I have two strings:
StringA: ['K', 'T', 'T', 'T', 'K', 'K', 'G', 'T', 'T', 'T', 'T', 'K', 'K']
StringB: ['T', 'K', 'G', 'G', 'K', 'T', 'T', 'K', 'G', 'G', 'K', 'K', 'T']
And I want to test for how many unique combinations of letters there are. The strings are ordered, so I only want to match StringA
position 1 with StringB
position 1, StringA
position 2 with StringB
position 2, etc. So the pairs in the strings above are (KT), (TK), (TG), (TG), (KK), (KT), (GT), (TK), (TG), (TG), (TK), (KK), (KT)
.
And there are 5 unique combinations: (KT), (TK), (TG), (GT), (KK)
I have used the following code to produce the strings from two .csv files.
import sys
import csv
pairlist = open(sys.argv[1], 'r')
snp_file = open(sys.argv[2], 'r')
pair = csv.reader(pairlist, delimiter=',')
snps = csv.reader(snp_file, delimiter=',')

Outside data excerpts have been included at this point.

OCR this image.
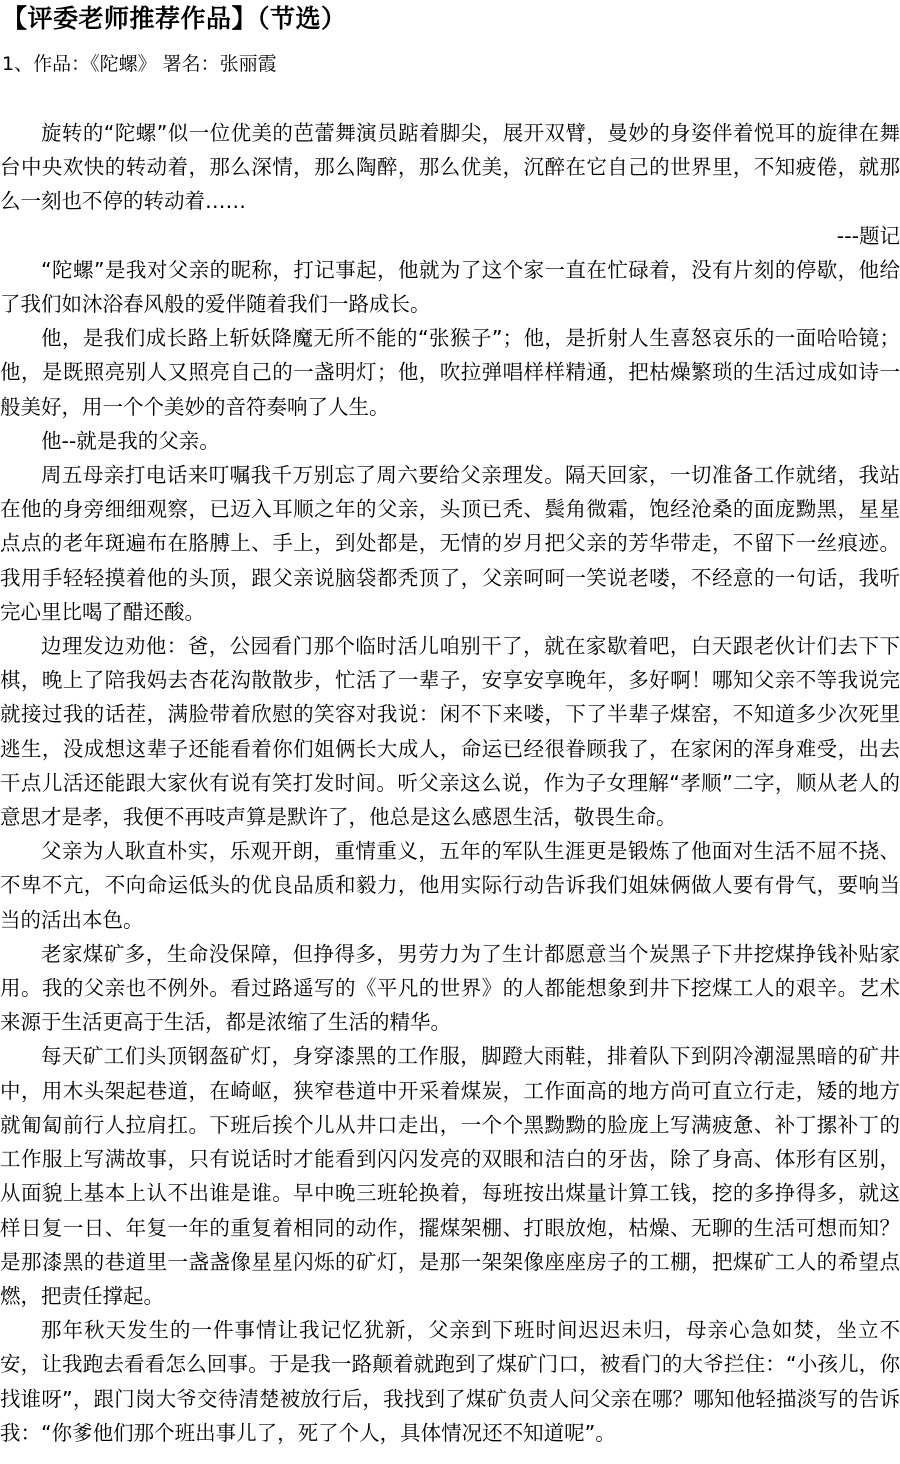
【评委老师推荐作品】（节选）
1、作品：《陀螺》 署名：张丽霞

旋转的“陀螺”似一位优美的芭蕾舞演员踮着脚尖，展开双臂，曼妙的身姿伴着悦耳的旋律在舞台中央欢快的转动着，那么深情，那么陶醉，那么优美，沉醉在它自己的世界里，不知疲倦，就那么一刻也不停的转动着……

---题记

“陀螺”是我对父亲的昵称，打记事起，他就为了这个家一直在忙碌着，没有片刻的停歇，他给了我们如沐浴春风般的爱伴随着我们一路成长。

他，是我们成长路上斩妖降魔无所不能的“张猴子”；他，是折射人生喜怒哀乐的一面哈哈镜；他，是既照亮别人又照亮自己的一盏明灯；他，吹拉弹唱样样精通，把枯燥繁琐的生活过成如诗一般美好，用一个个美妙的音符奏响了人生。

他--就是我的父亲。

周五母亲打电话来叮嘱我千万别忘了周六要给父亲理发。隔天回家，一切准备工作就绪，我站在他的身旁细细观察，已迈入耳顺之年的父亲，头顶已秃、鬓角微霜，饱经沧桑的面庞黝黑，星星点点的老年斑遍布在胳膊上、手上，到处都是，无情的岁月把父亲的芳华带走，不留下一丝痕迹。我用手轻轻摸着他的头顶，跟父亲说脑袋都秃顶了，父亲呵呵一笑说老喽，不经意的一句话，我听完心里比喝了醋还酸。

边理发边劝他：爸，公园看门那个临时活儿咱别干了，就在家歇着吧，白天跟老伙计们去下下棋，晚上了陪我妈去杏花沟散散步，忙活了一辈子，安享安享晚年，多好啊！哪知父亲不等我说完就接过我的话茬，满脸带着欣慰的笑容对我说：闲不下来喽，下了半辈子煤窑，不知道多少次死里逃生，没成想这辈子还能看着你们姐俩长大成人，命运已经很眷顾我了，在家闲的浑身难受，出去干点儿活还能跟大家伙有说有笑打发时间。听父亲这么说，作为子女理解“孝顺”二字，顺从老人的意思才是孝，我便不再吱声算是默许了，他总是这么感恩生活，敬畏生命。

父亲为人耿直朴实，乐观开朗，重情重义，五年的军队生涯更是锻炼了他面对生活不屈不挠、不卑不亢，不向命运低头的优良品质和毅力，他用实际行动告诉我们姐妹俩做人要有骨气，要响当当的活出本色。

老家煤矿多，生命没保障，但挣得多，男劳力为了生计都愿意当个炭黑子下井挖煤挣钱补贴家用。我的父亲也不例外。看过路遥写的《平凡的世界》的人都能想象到井下挖煤工人的艰辛。艺术来源于生活更高于生活，都是浓缩了生活的精华。

每天矿工们头顶钢盔矿灯，身穿漆黑的工作服，脚蹬大雨鞋，排着队下到阴冷潮湿黑暗的矿井中，用木头架起巷道，在崎岖，狭窄巷道中开采着煤炭，工作面高的地方尚可直立行走，矮的地方就匍匐前行人拉肩扛。下班后挨个儿从井口走出，一个个黑黝黝的脸庞上写满疲惫、补丁摞补丁的工作服上写满故事，只有说话时才能看到闪闪发亮的双眼和洁白的牙齿，除了身高、体形有区别，从面貌上基本上认不出谁是谁。早中晚三班轮换着，每班按出煤量计算工钱，挖的多挣得多，就这样日复一日、年复一年的重复着相同的动作，擺煤架棚、打眼放炮，枯燥、无聊的生活可想而知？是那漆黑的巷道里一盏盏像星星闪烁的矿灯，是那一架架像座座房子的工棚，把煤矿工人的希望点燃，把责任撑起。

那年秋天发生的一件事情让我记忆犹新，父亲到下班时间迟迟未归，母亲心急如焚，坐立不安，让我跑去看看怎么回事。于是我一路颠着就跑到了煤矿门口，被看门的大爷拦住：“小孩儿，你找谁呀”，跟门岗大爷交待清楚被放行后，我找到了煤矿负责人问父亲在哪？哪知他轻描淡写的告诉我：“你爹他们那个班出事儿了，死了个人，具体情况还不知道呢”。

output = open(sys.argv[1]+"_FGT_Result", 'w')
snp1 = []
snp2 = []
firstpair = pair.next()
locusa = firstpair[0]
locusb = firstpair[1]
f = snps
#search = snp.readlines()
for i, row in enumerate(f):
if locusa in row:
hita = row
#print hita
snp1.append(hita[2])
if locusb in row:
hitb = row
#print hitb
snp2.append(hitb[2])
print snp1
print snp2
pairlist.close()
snp_file.close()
output.close()
But I cannot figure out how to do the comparison. I have tried to convert the strings to sets, as I read in another thread, that this is required, but I am not sure why, and I cannot get it to work.